Wilmer didn't bother to answer. Behind the faceplate his face was set in a scowl of concentration.
"Private circuit. You and I have to talk for a couple of minutes," he said to Peron, and waited until the personal suit frequency was confirmed. "All right. How do you rate your chances?"
"As zero."
"Fine. We'll be starting off without any delusions. I assume you're ready to take a risk?"
Peron felt like laughing. "You mean, one that gives me less chance of survival than I have now?"
"A fair answer. I know exactly what I'm going to do, but I've never tried it under circumstances remotely like these. I've got the drugs I need, and the environment in the dome won't be too far from the lab conditions. All right?"
"I have absolutely no idea what you are talking about."
"And I don't have the time to explain. Never mind. First, I'm going to give you an injection. It will have to go right in through your suit, but I think the needle will take it and the self-sealing will take care of the puncture. After that we'll get you inside. I think the shoulder seal is best."
Before Peron had time to object Wilmer had moved to his side, and he felt the sharp sting of a needle in his left trapezius muscle.

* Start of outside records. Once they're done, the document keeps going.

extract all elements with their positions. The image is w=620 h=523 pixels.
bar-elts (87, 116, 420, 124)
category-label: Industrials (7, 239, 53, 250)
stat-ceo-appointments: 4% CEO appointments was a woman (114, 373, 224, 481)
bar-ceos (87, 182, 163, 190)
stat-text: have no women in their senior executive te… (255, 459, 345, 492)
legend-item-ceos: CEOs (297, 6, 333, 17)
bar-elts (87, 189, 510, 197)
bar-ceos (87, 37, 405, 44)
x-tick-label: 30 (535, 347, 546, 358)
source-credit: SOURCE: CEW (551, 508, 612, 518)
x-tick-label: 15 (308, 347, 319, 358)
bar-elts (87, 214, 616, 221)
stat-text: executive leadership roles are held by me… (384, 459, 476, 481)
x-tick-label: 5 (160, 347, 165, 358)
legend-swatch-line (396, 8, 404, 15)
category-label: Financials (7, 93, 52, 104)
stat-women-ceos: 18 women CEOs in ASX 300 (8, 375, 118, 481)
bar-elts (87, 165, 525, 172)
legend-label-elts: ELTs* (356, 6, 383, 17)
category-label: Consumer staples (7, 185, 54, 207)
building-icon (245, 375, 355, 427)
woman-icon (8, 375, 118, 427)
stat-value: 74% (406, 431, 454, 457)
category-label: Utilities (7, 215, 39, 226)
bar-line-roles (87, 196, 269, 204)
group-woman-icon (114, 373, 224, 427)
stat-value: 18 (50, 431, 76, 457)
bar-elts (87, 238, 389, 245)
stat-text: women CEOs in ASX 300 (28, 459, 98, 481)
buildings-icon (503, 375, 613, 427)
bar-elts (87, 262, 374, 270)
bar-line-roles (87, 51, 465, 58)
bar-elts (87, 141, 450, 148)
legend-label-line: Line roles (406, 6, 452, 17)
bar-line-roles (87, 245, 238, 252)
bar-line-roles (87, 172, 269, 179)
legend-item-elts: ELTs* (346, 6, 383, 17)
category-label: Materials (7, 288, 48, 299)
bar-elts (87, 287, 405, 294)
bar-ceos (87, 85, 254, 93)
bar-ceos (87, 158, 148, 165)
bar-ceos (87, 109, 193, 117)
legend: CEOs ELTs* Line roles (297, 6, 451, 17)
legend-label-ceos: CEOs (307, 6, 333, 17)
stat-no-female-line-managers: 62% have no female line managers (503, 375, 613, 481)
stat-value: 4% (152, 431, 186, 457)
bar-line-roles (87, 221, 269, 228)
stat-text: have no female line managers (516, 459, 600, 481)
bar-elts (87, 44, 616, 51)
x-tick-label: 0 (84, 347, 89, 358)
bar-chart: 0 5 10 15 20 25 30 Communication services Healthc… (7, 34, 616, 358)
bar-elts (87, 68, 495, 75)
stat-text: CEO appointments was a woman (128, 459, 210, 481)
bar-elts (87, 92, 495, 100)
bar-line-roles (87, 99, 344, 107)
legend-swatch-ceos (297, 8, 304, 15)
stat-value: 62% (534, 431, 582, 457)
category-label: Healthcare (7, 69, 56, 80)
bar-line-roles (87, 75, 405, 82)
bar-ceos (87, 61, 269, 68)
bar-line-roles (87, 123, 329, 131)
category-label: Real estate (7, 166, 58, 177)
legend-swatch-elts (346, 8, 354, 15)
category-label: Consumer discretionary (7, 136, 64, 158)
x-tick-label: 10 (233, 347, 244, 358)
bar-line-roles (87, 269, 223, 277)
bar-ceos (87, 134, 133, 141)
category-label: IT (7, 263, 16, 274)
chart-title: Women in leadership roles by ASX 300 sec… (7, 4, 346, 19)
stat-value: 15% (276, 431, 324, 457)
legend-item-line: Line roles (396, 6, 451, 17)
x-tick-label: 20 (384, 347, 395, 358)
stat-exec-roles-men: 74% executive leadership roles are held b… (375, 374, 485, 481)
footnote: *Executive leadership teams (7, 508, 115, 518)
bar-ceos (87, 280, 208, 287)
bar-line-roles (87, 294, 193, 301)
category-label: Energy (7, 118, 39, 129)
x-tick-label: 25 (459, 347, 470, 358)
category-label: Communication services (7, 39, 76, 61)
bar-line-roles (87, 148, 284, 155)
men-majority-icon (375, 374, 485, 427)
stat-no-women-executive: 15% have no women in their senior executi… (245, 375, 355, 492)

"Now we have less than a minute before you'll begin to feel dizzy." Wilmer had thrown the hypodermic away and was taking another from his case. "Listen closely. I want you to crack all the suit seals so we can easily take it off you when you're unconscious. Don't talk, and go on breathing as shallowly as you can. When you feel you are going under, don't try to fight it. Let it happen. All right?"
The chilly area in the center of his stomach was spreading rapidly to engulf his whole torso. At the same time he had the feeling that the horizon of Whirlygig was retreating steadily from him, becoming farther and farther away. He nodded to Wilmer, and manipulated the control that transferred all suit seals to external access. His own breathing felt harsh and rapid, and he struggled to inhale and exhale slowly and steadily.

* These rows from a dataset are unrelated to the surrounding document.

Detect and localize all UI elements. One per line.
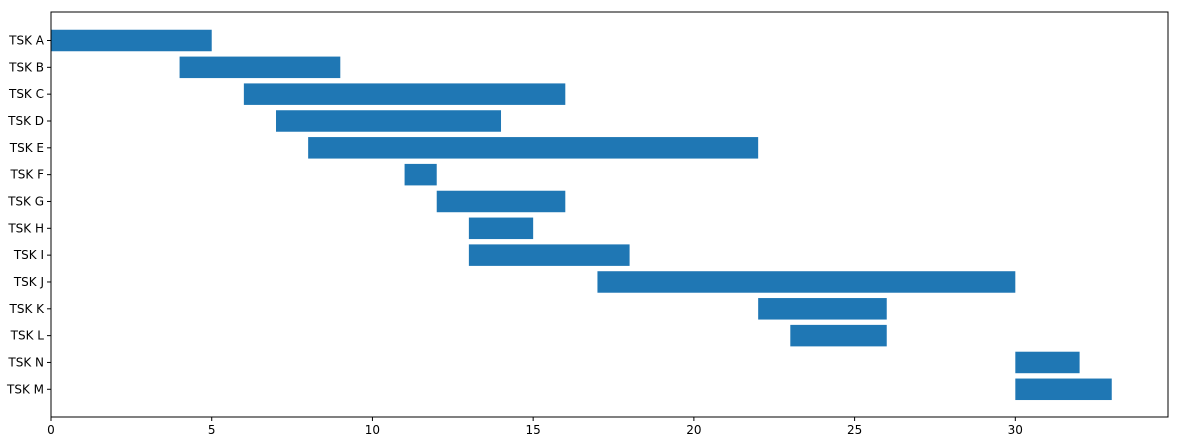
plot-area [51, 12, 1168, 417]
y-tick-label: TSK G [7, 194, 44, 208]
task-bar [404, 163, 437, 186]
y-tick-label: TSK N [7, 355, 44, 369]
x-tick-label: 15 [526, 423, 541, 437]
x-axis: 0 5 10 15 20 25 30 [47, 417, 1023, 437]
x-tick-label: 30 [1008, 423, 1023, 437]
y-tick-label: TSK L [10, 329, 45, 343]
plot-frame [50, 11, 1169, 418]
task-bar [790, 324, 887, 347]
task-bar [468, 244, 630, 266]
task-bar [243, 83, 566, 105]
y-tick-label: TSK C [8, 87, 44, 101]
task-bar [276, 110, 502, 132]
x-tick-label: 25 [847, 423, 862, 437]
y-tick-label: TSK K [9, 302, 46, 316]
task-bar [436, 190, 566, 213]
task-bar [468, 217, 534, 240]
y-tick-label: TSK B [8, 60, 44, 74]
task-bar [597, 271, 1016, 293]
y-tick-label: TSK F [9, 168, 44, 182]
y-tick-label: TSK M [6, 382, 44, 396]
x-tick-label: 0 [47, 423, 55, 437]
y-axis: TSK A TSK B TSK C TSK D TSK E TSK F TSK G TSK H… [6, 34, 51, 396]
x-tick-label: 20 [686, 423, 701, 437]
task-bar [308, 137, 759, 159]
task-bar [51, 29, 212, 52]
x-tick-label: 5 [208, 423, 216, 437]
task-bar [758, 298, 887, 320]
x-tick-label: 10 [365, 423, 380, 437]
y-tick-label: TSK E [9, 141, 44, 155]
task-bar [1015, 378, 1112, 401]
y-tick-label: TSK J [13, 275, 44, 289]
bars-group [51, 29, 1112, 401]
task-bar [1015, 351, 1080, 374]
y-tick-label: TSK D [7, 114, 44, 128]
task-bar [179, 56, 341, 79]
y-tick-label: TSK A [8, 34, 45, 48]
y-tick-label: TSK I [13, 248, 44, 262]
y-tick-label: TSK H [7, 221, 44, 235]
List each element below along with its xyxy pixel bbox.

"Good man. Sorry I don't have time to explain, but I've never heard of this situation happening before. I'll probably get slaughtered when they find out what I'm trying to do. But you're lucky. I was in bad trouble myself on Whirlygig once, over three hundred years ago. And I remember how I felt." Wilmer gripped his hand. "Good luck, Peron. When you wake up again you'll be over in S-space."
In S-space. If I survive, there'll be one more mystery to explain. Peron returned Wilmer's grip.
"I'll need help," said Wilmer. He was back on open circuit. "We have to get Peron out of that suit as soon as the pressure will let us. And he'll be unconscious. Elissa, will you organize the fastest way to do that?"
Peron felt an overpowering and irrational urge to laugh. Wilmer, said a voice inside him, my odd and hairless friend, how you've changed. You were an old tardy-worm down on Pentecost, and now you're transformed into a golden-winged butterfly of authority. Or do I mean a plant, a rare exotic form that only blooms when it's off-planet? That question was suddenly important, but he knew he could not provide an answer.
Control had gone. He knew they were at the dome and ready to go inside it, but he could no longer see the door of the lock. Or the stars, or even the ground he stood upon. The scene before him was blinking out, bit by bit. It was like a great jigsaw puzzle, where every piece was black. All he could see was Wilmer, still holding his arm.
So. This is what it's like to die. Not too bad, really. Not bad at all.
The final piece of the puzzle was placed in position. Wilmer disappeared, and the whole world was dark.